Compliance: A Natural Outcome of Doing Good Business
Technology vendors who claim one-stop-shopping turnkey compliance solutions do a disservice to their customers and prospects. Bolting records management functionality onto existing document, content or image management applications is not a quick fix to meeting the compliance mandates that may originate from multiple levels of government, regulatory bodies, industry best practices or internal quality systems.
Government agencies and companies in tightly regulated markets have traditionally been on the forefront of adopting records management systems. Commercial enterprises that are only in recent years feeling compliance pressures would be well advised to learn from those sectors because they have felt the change management, implementation and business process retooling stresses that often come from deploying content capture tools to knowledge workers. Organizations that purchase and implement records and content management technologies with the narrow focus of addressing the retention requirements of the wide range of compliance mandates often have failed to address the requirements of the business unit and end user. Pushing records management activities out to the knowledge worker desktop and asking for more involvement in filing, email capture, file plan/taxonomy navigation using compliance as a cudgel is a recipe for deployment disaster. Organizations in public and private sectors that place value on the intellectual capital of their employees have recognized that content must be protected, secured, appropriately shared and preserved above and beyond basic retention guidelines coming from rules and regulations. A broader perspective of what constitutes a successful deployment and project execution must be demonstrated when measuring the adoption of records and content management systems. Compliance mandates often start not with retention rules, but with requirements for organizations to understand, assess and document the business procedures that are core to their major financial disclosure, product development, human resources or manufacturing activities. Whether looking to meet the requirements of Sarbanes-Oxley, ISO 900x or many recent privacy laws, organizations need to begin with an assessment of core procedures and understand how data, documents and approvals flow through the organization.
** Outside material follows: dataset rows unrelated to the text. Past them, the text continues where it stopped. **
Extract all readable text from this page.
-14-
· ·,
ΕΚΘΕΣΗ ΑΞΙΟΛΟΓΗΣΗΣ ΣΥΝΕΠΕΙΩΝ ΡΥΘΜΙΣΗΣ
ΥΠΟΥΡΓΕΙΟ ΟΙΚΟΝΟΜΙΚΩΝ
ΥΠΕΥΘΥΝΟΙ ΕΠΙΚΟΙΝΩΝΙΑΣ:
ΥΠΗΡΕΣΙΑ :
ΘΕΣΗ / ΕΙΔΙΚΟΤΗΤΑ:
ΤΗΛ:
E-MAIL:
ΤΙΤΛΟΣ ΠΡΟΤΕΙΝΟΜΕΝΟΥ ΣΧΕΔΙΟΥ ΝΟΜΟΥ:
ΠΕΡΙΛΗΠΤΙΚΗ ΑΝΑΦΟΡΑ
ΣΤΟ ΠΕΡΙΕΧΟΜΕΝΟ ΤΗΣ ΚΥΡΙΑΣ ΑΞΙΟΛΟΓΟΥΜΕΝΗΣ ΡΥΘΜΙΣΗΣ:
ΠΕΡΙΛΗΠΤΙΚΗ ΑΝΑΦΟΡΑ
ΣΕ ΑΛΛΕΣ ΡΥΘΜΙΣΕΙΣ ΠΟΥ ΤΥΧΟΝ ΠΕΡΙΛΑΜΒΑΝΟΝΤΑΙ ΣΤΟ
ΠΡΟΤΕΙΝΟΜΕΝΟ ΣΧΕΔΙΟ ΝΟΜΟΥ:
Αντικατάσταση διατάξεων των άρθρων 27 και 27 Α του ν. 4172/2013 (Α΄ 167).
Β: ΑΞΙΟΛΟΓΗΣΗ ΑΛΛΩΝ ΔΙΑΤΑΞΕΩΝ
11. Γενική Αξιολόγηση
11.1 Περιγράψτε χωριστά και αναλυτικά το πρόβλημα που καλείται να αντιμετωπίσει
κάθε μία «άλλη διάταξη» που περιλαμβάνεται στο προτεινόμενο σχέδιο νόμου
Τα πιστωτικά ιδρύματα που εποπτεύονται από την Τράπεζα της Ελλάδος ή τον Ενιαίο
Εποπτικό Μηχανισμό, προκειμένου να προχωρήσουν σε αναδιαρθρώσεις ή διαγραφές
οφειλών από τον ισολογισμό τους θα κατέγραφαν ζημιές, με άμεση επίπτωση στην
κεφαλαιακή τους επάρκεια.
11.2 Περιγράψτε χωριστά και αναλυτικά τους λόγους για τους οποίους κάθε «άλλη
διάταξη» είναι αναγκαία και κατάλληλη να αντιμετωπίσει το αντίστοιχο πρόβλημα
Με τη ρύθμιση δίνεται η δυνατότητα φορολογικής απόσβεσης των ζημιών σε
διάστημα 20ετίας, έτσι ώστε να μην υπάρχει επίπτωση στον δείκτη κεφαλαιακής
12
Alignment of IT Investments with Business Objectives
When IT management and business owners have different perceptions of the ability of technology to solve compliance challenges, companies risk creating new problems. Throwing in a records management system to manage the lifespan of particular types of corporate content often has the result of capturing only a subset of valuable organizational knowledge. A narrow vision of what constitutes corporately managed content risks sacrificing the ongoing needs of the organization.
Internal legal counsel, records and IT managers need to have a common definition of the types of physical and electronic content that need to be managed to meet compliance pressures. However, line-of-business managers face the challenge of having to deal with a much broader range of information creation, capture, preservation and publication concerns and requirements...concerns that often precede any notion of compliance driven records management.
How can content and records management systems enhance worker productivity? How can all forms of business communication, including emails, website content or instant messages be better leveraged, categorized and re-used to serve customer retention goals or improved contract/deal closure targets? The blinder of compliance often distracts an organization from implementing good content and records management systems to serve a broader range of corporate objectives.
Companies that value their knowledge assets and intellectual capital created by employees need to ensure that a broad range of business mandates are met— compliance being but one of several.